Details of Market Withdrawal
William Hill will exit 13 countries, including Angola, Kenya, and Vietnam—10 of which are in Africa. This is no minor adjustment: beginning December 2, residents of these countries will no longer be able to place bets on the platform. All unsettled bets will be processed normally up until that date. Any bets set to settle afterward will be cancelled, with funds refunded to user accounts.
Funds Withdrawal Guidelines
Customers should take note that they can still log in and withdraw their funds until January 5. After this date, login access will be disabled, and users will need to contact customer support to retrieve any remaining balance. This arrangement ensures a smoother transition and avoids abrupt disruptions.

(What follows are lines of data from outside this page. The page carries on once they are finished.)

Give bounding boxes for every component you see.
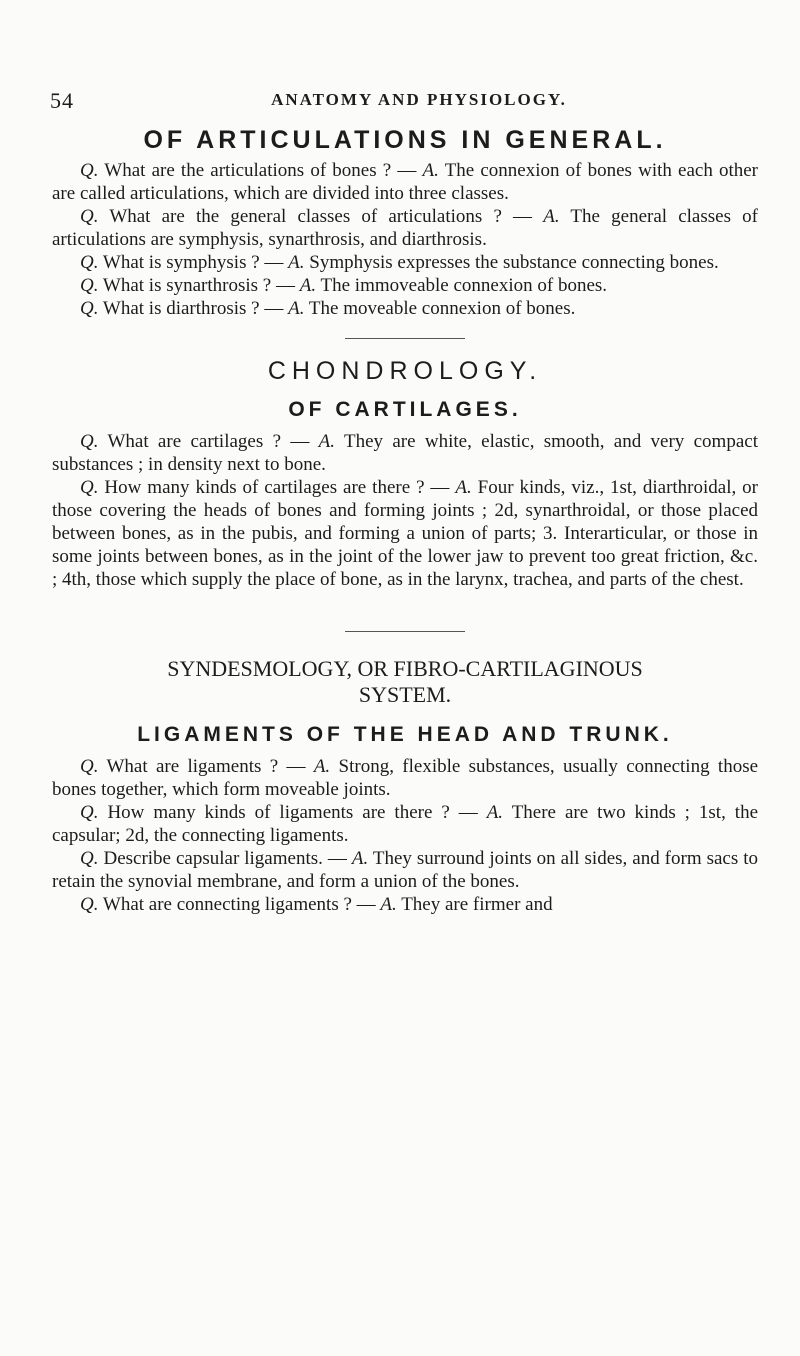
question-text: What are the general classes of articulations ? — — [109, 206, 533, 227]
question-marker: Q. — [80, 275, 99, 296]
qa-paragraph — [52, 274, 758, 297]
answer-text: They are white, elastic, smooth, and very compact substances ; in density next to bone. — [52, 431, 758, 475]
question-marker: Q. — [80, 893, 99, 915]
answer-marker: A. — [455, 477, 472, 498]
qa-paragraph — [52, 297, 758, 320]
qa-paragraph — [52, 430, 758, 476]
question-marker: Q. — [80, 206, 99, 227]
section-heading-chondrology: CHONDROLOGY. — [267, 357, 543, 385]
question-marker: Q. — [80, 298, 99, 319]
qa-paragraph — [52, 755, 758, 801]
answer-marker: A. — [486, 801, 504, 823]
page-number: 54 — [50, 88, 74, 113]
question-marker: Q. — [80, 252, 99, 273]
answer-text: The general classes of articulations are symphysis, synarthrosis, and diarthrosis. — [52, 206, 758, 250]
page-content — [52, 118, 758, 916]
question-marker: Q. — [80, 847, 99, 869]
answer-text: Strong, flexible substances, usually connecting those bones together, which form moveable joints. — [52, 755, 759, 800]
answer-text: The immoveable connexion of bones. — [320, 275, 608, 296]
section-heading-articulations: OF ARTICULATIONS IN GENERAL. — [143, 126, 667, 154]
question-marker: Q. — [80, 431, 99, 452]
answer-marker: A. — [318, 431, 336, 452]
question-text: How many kinds of ligaments are there ? — — [107, 801, 478, 823]
answer-marker: A. — [288, 252, 305, 273]
answer-marker: A. — [299, 275, 317, 296]
question-text: What are ligaments ? — — [106, 755, 306, 777]
answer-text: The connexion of bones with each other are called articulations, which are divided into three classes. — [52, 160, 758, 204]
section-divider — [345, 338, 465, 339]
answer-text: They are firmer and — [401, 893, 553, 915]
answer-text: Four kinds, viz., 1st, diarthroidal, or those covering the heads of bones and forming joints ; 2d, synarthroidal, or those placed between bones, as in the pubis, and forming a union of parts; 3. Interarticular, or those in some joints between bones, as in the joint of the lower jaw to prevent too great friction, &c. ; 4th, those which supply the place of bone, as in the larynx, trachea, and parts of the chest. — [52, 477, 759, 590]
question-marker: Q. — [80, 755, 99, 777]
answer-marker: A. — [351, 847, 369, 869]
question-text: How many kinds of cartilages are there ? — — [104, 477, 450, 498]
qa-paragraph — [52, 251, 758, 274]
answer-marker: A. — [422, 160, 439, 181]
answer-text: The moveable connexion of bones. — [308, 298, 576, 319]
answer-text: There are two kinds ; 1st, the capsular; 2d, the connecting ligaments. — [52, 801, 759, 846]
qa-paragraph — [52, 205, 758, 251]
question-text: What are cartilages ? — — [107, 431, 310, 452]
answer-marker: A. — [288, 298, 305, 319]
question-text: What is synarthrosis ? — — [102, 275, 295, 296]
answer-marker: A. — [543, 206, 560, 227]
answer-marker: A. — [313, 755, 331, 777]
subheading-ligaments: LIGAMENTS OF THE HEAD AND TRUNK. — [137, 722, 673, 746]
qa-paragraph — [52, 159, 758, 205]
answer-text: Symphysis expresses the substance connecting bones. — [309, 252, 719, 273]
section-heading-syndesmology-line2: SYSTEM. — [358, 682, 452, 708]
question-text: What is diarthrosis ? — — [102, 298, 284, 319]
subheading-cartilages: OF CARTILAGES. — [288, 398, 522, 421]
section-divider — [345, 631, 465, 632]
question-text: Describe capsular ligaments. — — [103, 847, 347, 869]
running-head: ANATOMY AND PHYSIOLOGY. — [271, 90, 567, 109]
section-heading-syndesmology: SYNDESMOLOGY, OR FIBRO-CARTILAGINOUS — [167, 656, 643, 681]
qa-paragraph — [52, 476, 758, 591]
answer-marker: A. — [380, 893, 397, 915]
question-text: What is symphysis ? — — [102, 252, 284, 273]
question-text: What are connecting ligaments ? — — [102, 893, 376, 915]
page-header — [50, 88, 760, 114]
question-marker: Q. — [80, 160, 99, 181]
qa-paragraph — [52, 847, 758, 893]
answer-text: They surround joints on all sides, and form sacs to retain the synovial membrane, and form a union of the bones. — [52, 847, 759, 892]
question-text: What are the articulations of bones ? — — [104, 160, 417, 181]
question-marker: Q. — [80, 801, 99, 823]
qa-paragraph — [52, 801, 758, 847]
qa-paragraph — [52, 893, 758, 916]
question-marker: Q. — [80, 477, 99, 498]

Reasons Behind the Move and Its Wider Impact
Behind this large-scale withdrawal is the mounting pressure on UK retail operations. Evoke, William Hill’s parent company, warned that if the UK government increases gambling taxes in next week’s budget, up to 200 shops may be forced to close, affecting around 1,500 jobs. A company spokesperson stated they are assessing the tax implications and may have no choice but to close stores—an outcome that could push more customers toward the black market.